# 03 Azure Cost

In [0]:
from pyspark.sql.functions import col, to_date, concat, lit, from_json
from pyspark.sql.types import MapType, StringType

It is recommended to use [Azure Cost Management Exports](https://learn.microsoft.com/en-us/azure/cost-management-billing/costs/tutorial-improved-exports) to periodically export cost data in CSV format and establish [connections between Unity Catalog and Azure Storage Account](https://learn.microsoft.com/en-us/azure/databricks/connect/unity-catalog/).

In [0]:
csv_path = "/Volumes/main/billing/azure/cost/cost-amortized-cost/*/*/*.csv"
df = spark.read.option("escape", '"').csv(csv_path, header=True)

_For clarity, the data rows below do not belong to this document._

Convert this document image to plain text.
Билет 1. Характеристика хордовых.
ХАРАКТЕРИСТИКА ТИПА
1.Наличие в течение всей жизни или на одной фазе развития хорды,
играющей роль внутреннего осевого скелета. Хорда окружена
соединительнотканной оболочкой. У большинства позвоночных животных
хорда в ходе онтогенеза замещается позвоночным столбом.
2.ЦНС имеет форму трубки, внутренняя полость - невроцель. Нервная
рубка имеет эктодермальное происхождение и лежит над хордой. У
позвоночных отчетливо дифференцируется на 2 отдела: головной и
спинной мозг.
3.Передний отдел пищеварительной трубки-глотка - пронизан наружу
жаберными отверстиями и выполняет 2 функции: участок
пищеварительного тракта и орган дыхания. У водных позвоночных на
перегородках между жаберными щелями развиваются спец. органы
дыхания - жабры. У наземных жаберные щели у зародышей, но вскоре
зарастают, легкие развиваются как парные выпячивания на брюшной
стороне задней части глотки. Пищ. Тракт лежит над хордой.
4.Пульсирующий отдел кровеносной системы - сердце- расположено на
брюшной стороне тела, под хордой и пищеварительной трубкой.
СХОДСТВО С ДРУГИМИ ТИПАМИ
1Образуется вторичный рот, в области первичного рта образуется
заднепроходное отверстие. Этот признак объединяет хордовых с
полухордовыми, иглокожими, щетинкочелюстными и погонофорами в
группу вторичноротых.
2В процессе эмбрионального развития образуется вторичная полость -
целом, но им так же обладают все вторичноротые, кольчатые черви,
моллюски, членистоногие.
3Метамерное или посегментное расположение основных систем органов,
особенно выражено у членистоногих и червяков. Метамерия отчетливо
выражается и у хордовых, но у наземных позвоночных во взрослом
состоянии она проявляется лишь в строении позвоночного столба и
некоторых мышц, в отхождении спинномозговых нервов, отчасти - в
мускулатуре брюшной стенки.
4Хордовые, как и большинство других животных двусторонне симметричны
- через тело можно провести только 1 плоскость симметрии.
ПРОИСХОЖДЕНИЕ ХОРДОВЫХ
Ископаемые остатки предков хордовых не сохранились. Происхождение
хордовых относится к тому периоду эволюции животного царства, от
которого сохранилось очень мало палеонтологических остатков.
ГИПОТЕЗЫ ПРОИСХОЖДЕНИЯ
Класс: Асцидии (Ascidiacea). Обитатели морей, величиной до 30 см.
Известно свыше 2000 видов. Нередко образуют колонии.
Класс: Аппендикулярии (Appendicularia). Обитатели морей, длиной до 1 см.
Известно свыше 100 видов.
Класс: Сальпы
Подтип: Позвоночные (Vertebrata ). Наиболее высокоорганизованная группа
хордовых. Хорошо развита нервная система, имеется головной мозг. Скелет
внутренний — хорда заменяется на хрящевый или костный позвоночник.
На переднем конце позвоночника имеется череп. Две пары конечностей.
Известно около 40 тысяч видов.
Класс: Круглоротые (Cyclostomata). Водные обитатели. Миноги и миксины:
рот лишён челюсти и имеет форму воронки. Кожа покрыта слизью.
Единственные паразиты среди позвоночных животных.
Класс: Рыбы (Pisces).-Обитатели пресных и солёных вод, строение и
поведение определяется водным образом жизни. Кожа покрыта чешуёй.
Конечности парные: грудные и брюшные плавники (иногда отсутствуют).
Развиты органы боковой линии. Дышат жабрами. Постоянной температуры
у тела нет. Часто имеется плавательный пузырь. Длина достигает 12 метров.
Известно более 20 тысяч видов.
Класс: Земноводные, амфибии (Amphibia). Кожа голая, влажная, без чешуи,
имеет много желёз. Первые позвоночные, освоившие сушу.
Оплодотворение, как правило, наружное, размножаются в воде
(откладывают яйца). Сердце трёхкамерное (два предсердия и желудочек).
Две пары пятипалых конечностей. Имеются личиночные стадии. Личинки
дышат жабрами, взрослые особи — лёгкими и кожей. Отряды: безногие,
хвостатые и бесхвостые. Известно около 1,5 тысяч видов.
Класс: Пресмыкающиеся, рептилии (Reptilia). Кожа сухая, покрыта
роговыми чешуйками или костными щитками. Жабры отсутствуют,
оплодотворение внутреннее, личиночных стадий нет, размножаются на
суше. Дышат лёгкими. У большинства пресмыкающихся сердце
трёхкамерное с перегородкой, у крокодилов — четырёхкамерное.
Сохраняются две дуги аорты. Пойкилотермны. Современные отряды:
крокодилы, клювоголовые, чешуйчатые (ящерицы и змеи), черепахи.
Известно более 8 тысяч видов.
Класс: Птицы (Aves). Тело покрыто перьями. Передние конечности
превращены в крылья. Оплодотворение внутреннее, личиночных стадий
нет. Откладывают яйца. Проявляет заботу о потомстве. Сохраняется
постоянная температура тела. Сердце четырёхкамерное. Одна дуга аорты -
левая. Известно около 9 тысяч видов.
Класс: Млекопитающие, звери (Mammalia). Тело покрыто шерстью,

json_schema = MapType(StringType(), StringType())

df = (
    df.select("Date", "MeterCategory", "CostInBillingCurrency", "Tags", "SubscriptionId")
    .withColumn("Date", to_date(col("Date"), "MM/dd/yyyy"))
    .withColumn("CostInBillingCurrency", col("CostInBillingCurrency").cast("decimal(38,18)"))
    .withColumn("Tags", concat(lit("{"), col("Tags"), lit("}")))
    .withColumn("Tags", from_json(col("Tags"), json_schema))
)

df = df.select(
        col("Date").alias("usage_date"),
        col("MeterCategory").alias("meter_category"),
        (col("CostInBillingCurrency") / 30).alias("cost"), # The exchange rate of the NTD to the USD
        col("Tags.JobId").alias("job_id")
    ).filter(
        (col("Tags.JobId").isNotNull())
        & (col("MeterCategory").isin("Virtual Machines", "Storage", "Bandwidth"))
    )

df = (
    df.groupBy("usage_date", "meter_category", "job_id").sum("cost")
    .withColumnRenamed("sum(cost)", "cost")
)

usage_df = (
    spark.table("system.billing.usage")
    .select("workspace_id", "usage_metadata.job_id")
    .filter(col("usage_metadata.job_id").isNotNull())
    .distinct()
)

df = (
    df.join(usage_df, df.job_id == usage_df.job_id, "inner")
    .select(df.usage_date, usage_df.workspace_id, df.job_id, df.meter_category, df.cost)
)

# display(df)

In [0]:
df.write.mode("overwrite").saveAsTable("main.billing.azure_cost")